I doubt any school would deny you admission because you refuse to give your ssn. What do they do for the foreign students?
You'll never know what you can do without giving out (your SSN) until you stop giving in.
Things I've done without giving out my SSN: got real phone service, got satelite TV, been to the doctor/hospital, got medical insurance, got internet service, got married. Yeah sure, I wasn't able to get that extra 10% off at Pier One by signing up for a credit card. So what!
Um, what? Just because you've never heard of us, doesn't mean we're not more respected than the other Miamis (and most schools in general). I don't have the numbers (although I'm sure someone else will quote them), but we're in the 60's as far as rank in the US, and the low twenties as far as rank among only public schools (i.e., schools in our general price range).
(Not that I care, because I don't necessarily agree with those rankings.)
Plus, we just last year had a large strike of Miami Staff, which our student body largely ignored as they rode by in their BMWs; that was one of the last steps that was keeping us from competing with the Ivy Leagues. Expect our rank to increase.
Dear Miami student,
Miami University is notifying all members of the University community today that a report containing the names, grades, and social security numbers of all students who were enrolled at Miami in Fall 2002 was inadvertently placed in a file accessible through the Internet. At this point we have no evidence of illegal use of this information, but we are concerned and deeply regret that because of this action private and confidential student information was exposed.
You will find below the press release we are sending out that will give you more information about this incident.
I want to repeat that this affects only students attending Miami in Fall 2002. There is no threat to current students who were not on campus in Fall 2002. If you were on campus in Fall 2002, you will receive by early next week from Reid Christenberry, vice president for information technology, an email message providing you with a toll-free phone number, which will be staffed by trained investigators who are experienced in dealing with privacy issues. Later you will receive similar, written notification from Miami with the toll-free phone number and additional information about actions you can take if you are concerned about possible identity theft.

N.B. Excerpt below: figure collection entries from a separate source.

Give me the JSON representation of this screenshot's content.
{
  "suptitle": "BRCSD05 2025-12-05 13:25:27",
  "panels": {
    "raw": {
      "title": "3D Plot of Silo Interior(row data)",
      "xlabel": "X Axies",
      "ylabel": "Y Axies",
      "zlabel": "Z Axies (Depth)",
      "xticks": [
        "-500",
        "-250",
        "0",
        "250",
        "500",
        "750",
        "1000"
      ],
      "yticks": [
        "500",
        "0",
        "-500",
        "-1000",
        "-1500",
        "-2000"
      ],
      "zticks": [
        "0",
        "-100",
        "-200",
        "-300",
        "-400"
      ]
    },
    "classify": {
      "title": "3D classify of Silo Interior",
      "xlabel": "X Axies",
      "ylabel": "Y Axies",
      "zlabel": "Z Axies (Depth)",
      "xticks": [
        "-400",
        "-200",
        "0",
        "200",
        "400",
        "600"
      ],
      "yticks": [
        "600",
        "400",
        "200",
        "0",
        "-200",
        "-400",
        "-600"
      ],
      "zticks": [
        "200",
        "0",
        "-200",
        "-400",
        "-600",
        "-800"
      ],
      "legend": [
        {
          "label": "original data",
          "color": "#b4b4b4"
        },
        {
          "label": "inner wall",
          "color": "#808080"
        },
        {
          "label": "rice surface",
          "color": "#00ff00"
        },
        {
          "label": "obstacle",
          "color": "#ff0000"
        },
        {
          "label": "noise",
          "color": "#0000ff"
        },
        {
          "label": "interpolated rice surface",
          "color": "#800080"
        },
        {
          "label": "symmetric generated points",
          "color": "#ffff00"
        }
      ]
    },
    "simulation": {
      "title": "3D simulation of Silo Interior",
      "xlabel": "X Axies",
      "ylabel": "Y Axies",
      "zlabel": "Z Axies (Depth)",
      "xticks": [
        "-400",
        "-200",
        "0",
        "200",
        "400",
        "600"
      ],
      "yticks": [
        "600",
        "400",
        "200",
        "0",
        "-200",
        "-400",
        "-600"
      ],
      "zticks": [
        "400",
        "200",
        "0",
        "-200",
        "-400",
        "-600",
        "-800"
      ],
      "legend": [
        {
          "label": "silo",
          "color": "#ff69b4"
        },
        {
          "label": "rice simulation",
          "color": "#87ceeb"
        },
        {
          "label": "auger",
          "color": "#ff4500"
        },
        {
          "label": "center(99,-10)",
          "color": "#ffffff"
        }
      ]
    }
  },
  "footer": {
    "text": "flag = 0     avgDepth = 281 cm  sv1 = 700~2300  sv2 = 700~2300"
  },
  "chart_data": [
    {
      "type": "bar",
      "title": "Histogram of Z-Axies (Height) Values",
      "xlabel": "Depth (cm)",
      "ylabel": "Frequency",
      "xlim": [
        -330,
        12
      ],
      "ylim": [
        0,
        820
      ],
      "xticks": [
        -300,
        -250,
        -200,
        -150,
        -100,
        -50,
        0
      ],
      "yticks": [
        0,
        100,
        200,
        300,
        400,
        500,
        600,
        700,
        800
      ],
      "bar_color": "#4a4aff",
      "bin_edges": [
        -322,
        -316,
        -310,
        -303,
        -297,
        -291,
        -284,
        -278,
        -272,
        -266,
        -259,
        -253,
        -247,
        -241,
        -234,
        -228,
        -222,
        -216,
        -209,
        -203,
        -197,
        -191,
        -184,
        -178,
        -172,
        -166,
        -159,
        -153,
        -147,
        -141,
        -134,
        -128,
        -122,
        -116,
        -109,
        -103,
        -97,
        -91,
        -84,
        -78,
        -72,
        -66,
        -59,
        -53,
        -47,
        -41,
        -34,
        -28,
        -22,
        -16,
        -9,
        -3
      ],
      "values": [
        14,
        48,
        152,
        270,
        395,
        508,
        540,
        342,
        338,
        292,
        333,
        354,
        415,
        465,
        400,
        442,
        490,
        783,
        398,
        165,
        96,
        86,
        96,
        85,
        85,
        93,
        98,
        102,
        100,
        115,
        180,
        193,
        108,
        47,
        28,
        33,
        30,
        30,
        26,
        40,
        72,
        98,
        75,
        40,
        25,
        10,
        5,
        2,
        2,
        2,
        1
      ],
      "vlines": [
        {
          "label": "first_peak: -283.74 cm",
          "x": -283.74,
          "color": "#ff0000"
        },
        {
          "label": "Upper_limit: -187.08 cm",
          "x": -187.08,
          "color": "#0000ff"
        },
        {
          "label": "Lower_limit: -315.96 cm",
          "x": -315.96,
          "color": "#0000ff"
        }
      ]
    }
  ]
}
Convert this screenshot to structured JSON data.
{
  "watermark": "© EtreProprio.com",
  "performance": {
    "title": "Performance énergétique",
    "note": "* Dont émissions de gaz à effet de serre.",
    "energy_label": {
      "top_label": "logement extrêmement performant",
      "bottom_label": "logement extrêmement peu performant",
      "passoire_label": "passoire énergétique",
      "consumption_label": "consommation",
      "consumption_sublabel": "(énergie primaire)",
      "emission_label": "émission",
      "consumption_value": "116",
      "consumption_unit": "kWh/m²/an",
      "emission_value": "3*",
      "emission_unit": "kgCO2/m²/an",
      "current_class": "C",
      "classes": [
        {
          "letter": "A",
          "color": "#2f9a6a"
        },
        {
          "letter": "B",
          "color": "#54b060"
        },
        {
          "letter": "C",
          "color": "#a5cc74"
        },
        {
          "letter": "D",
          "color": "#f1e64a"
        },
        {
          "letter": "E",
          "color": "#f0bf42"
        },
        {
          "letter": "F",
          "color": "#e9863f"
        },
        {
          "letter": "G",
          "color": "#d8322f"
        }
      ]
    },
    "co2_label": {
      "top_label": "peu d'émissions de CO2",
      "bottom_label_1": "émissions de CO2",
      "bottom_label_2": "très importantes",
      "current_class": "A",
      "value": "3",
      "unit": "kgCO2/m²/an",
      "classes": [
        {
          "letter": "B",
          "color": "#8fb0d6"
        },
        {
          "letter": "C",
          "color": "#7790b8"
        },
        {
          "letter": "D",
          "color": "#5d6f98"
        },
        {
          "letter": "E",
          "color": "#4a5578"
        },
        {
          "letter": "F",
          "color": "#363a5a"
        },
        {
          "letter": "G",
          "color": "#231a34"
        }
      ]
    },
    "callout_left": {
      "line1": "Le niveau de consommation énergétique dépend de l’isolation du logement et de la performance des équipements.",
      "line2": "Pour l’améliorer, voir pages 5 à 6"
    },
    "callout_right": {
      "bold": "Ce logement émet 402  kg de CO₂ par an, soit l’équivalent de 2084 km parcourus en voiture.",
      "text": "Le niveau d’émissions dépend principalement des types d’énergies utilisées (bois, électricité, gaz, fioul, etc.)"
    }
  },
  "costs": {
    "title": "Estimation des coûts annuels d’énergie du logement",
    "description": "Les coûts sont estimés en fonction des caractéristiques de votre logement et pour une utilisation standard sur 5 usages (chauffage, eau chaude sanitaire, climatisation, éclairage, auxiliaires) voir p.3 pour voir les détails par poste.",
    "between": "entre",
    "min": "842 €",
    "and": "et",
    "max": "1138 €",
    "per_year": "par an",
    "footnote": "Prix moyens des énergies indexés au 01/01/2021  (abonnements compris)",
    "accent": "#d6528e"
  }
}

If you were on campus in Fall 2002 and do not receive an email early next week, please let us know by emailing us at <<removed>>
Again, we deeply regret that this information was made accessible. We will keep you informed of the actions we are taking to protect current students and alumni.
Richard Nault
Vice President for Student Affairs
Yeah, that makes me feel better.
My university uses social security numbers as student IDs. So to view my GPA and such, I would log in with my social security number. This goes as far as writing the last 4, 6, or all digits of the SSN on exams.
You can request a random ID to be issued to you, but by the time incoming students realize that their SSN is their campuswide ID, it's pretty much too late.